The answers saying that temperature is the energy per unit entropy are fine, but I think you must have already considered this and found it unsatisfying. Let me try to develop some intuition about entropy (which is a minefield, I know). Entropy is roughly proportional to the number of degrees of freedom or, more colloquially, with the number of moving parts.

For instance, for a molecule with N rotatable bonds and 3 accessible rotation states for each bond, the conformational entropy is $S = k \ln (3^N) = kN \ln(3)$. This is consistent with the idea that the entropy is proportional to the number of moving parts (in this case, rotatable bonds).

So, we can think of temperature as being roughly like the amount energy per degree of freedom or the amount of energy per moving part of the object.

Does this intuitive picture work? Let's say we have a small solid object, like a block of iron. Compared to a larger block of iron, it has few degrees of freedom. If the small block and large block have the same energy, the small block has a higher temperature than the large block.
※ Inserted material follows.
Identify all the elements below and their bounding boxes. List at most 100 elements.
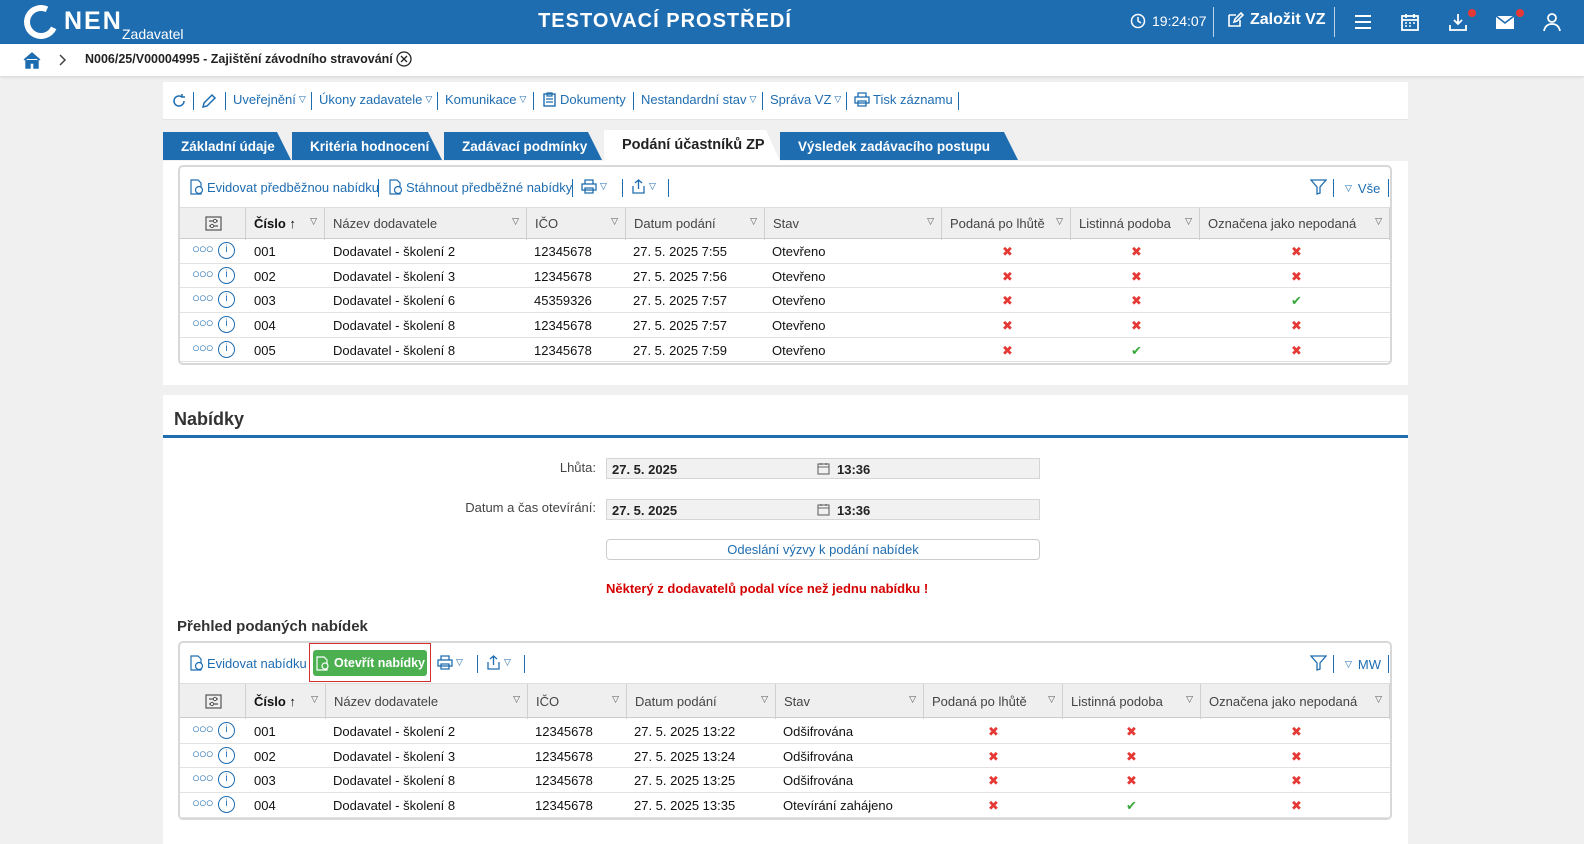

So, for simple situations like this, the picture gives the right intuition.

Answer 3

As hyportnex's nice answer says, there is nothing wrong with this analogy at all. The thermodynamic definition of temperature is, $$T = \frac{\partial U}{\partial S} $$ The fact that this is an incredibly weird and unintuitive statement is actually one of the reasons that thermodynamics is so powerful; it tells us surprising things about the behavior of the world in a truly fundamental way.

Just to build off of why there is some rationality behind the connection of entropy and temperature, one definition of the entropy in thermodynamics, attributed to Rudolf Clausius, is, $$ dS = \frac{\delta q_{rev}}{T}$$ where $\delta q_{rev}$ is the inexact differential for heat transfer in a reversible process. By doing some further work, you can arrive at the Clausius inequality for any process, $$ dS \geq \frac{\delta q}{T}$$ The reason that I bring this up is that the only things you need to argue that heat flows from hotter bodies to colder ones are the Clausius inequality and the second law of thermodynamics. This means that because of the spontaneity condition $dS \geq 0$ for an isolated system coming to equilibrium, we will always have changes in temperature that correspond to our physical intuition; heat will flow into the system if it is colder than the surroundings and out of it if it is warmer.